Тут уже никто не заботился о Людовике XVII. Ничьё участие не озаряло тьмы его горького существования. Вскоре обнаружилось на нём и пагубное влияние сырой и гнилой, лишённой воздуха камеры. Людовик XVII сделался жертвой золотухи. Болезнь оказалась роковой, конец её был ужасен. Он так и умер в Тампле от золотухи. Это вполне доказано Шантлозом. Стало быть Людовик XVII не ушёл от рук мучителей, как утверждали претенденты на бурбонский престол. Стало быть, его не похищали из Тампля и не заменяли другим немым ребёнком, как уверяли всё те же претенденты. Стало быть, наконец, дофин не отправлялся и не прибегал к самоубийству вообще, как распространяли его истязатели.

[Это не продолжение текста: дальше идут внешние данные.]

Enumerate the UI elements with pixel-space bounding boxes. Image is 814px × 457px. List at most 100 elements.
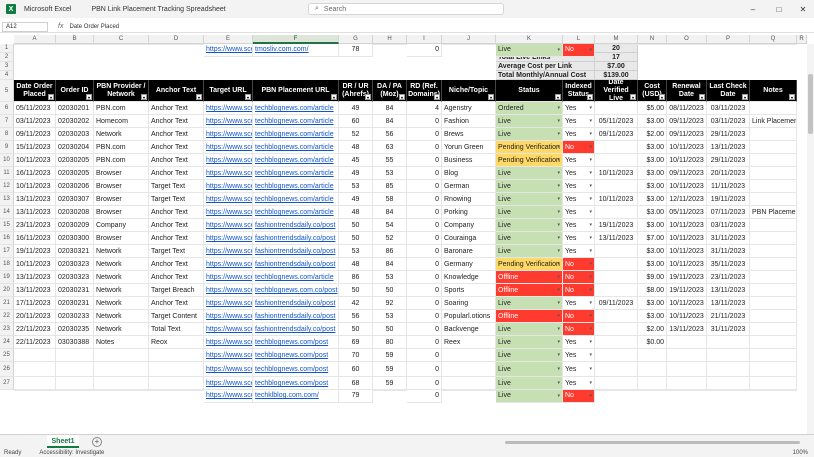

Но и после смерти не оставили в покое несчастного ребёнка. Людовика XVII зарыли на кладбище Sainte Marguerite в общей могиле. Один из гробовщиков, тайный сторонник бурбонов, Пьер Вертранкур на следующую ночь вынул гроб из этой могилы и поместил его в особую. Когда при Людовике XVIII министр полиции Деказ велел разыскать труп несчастнейшего из бурбонов, то был произведён допрос всем присутствующим при погребении. Жена Вертранкура и приятель его открыли поведанный им секрет. Но при этом Дюссен, полицейский комиссар времён республики, и Вуазен, один из тогдашних гробовщиков, донесли, что им известна могила, где похоронен дофин. Делались и другие донесения. Граф Деказ, однако, придал значение лишь показаниям гробовщиков. Всё уже было заготовлено к вскрытию могилы, как вдруг последовало запрещение производить его. Оппозиция подняла голову. Ещё при раскапывании могил Людовика XVI и Марии-Антуанетты эта оппозиция распускала слухи, будто найденные трупы недействительные. Тут же она пошла ещё дальше и обвинила правительство в намерении взволновать умы подобными демонстрациями. И оппозиция достигла своей цели.

Труп дофина остался на своём прежнем месте. Но узнали, что отважный Пелльтан, во время вскрытия дофина, тайком взял к себе его сердце и часть волос. Теперь явилось желание получить эти реликвии. Но и у этих последних была своя судьба. Пелльтан положил сердце в спирт и хранил его в ящике своего письменного стола вместе с прочими анатомическими препаратами. Как то доктор показал дорогую реликвию одному из своих учеников по имени Тилло. Но в другой раз Пелльтан открыл ящик и к ужасу своему заметил отсутствие препарата. Подозрение его пало на Тилло, но он не решился его высказать, ибо нельзя еще было обнаружить тайну. Так доктор терпеливо ждал, что будет. Последовала реставрация. Тилло в это время умирает от чахотки. На смертном одре он просил своего зятя передать Пелльтану дорогую реликвию. Это и было исполнено, а в 1817 году сердце Людовика XVII, по повелению Людовика XVIII, помещено в Сен-Дени.

Исторический Вестник, 1885 г.,т. 22 № 10

***
Louis XVI et Marie-Antoinette 
P.S. 9 июня 2004 года в La basilique Saint-Denis было захоронено сердце Людовика XVII, малолетнего, признанного правительствами многих европейских государств и США, но фактически не взошедшего на престол, короля Франции, сына Людовика XVI и Марии-Антуанетты. Предыдущие похороны короля Франции в Сен-Дени проходили в 1824 году, это был его дядя (и формальный преемник) Людовик XVIII, под аккомпанемент специально созданного композитором Николя-Шарлем Бокса «Реквиема в память Людовика XVI для мужского хора и духовых инструментов, на смертьЛюдовика XVIII» (Requiem à la mémoire de Louis XVI pour chœur d’hommes et instruments à vent, dédié à Louis XVIII).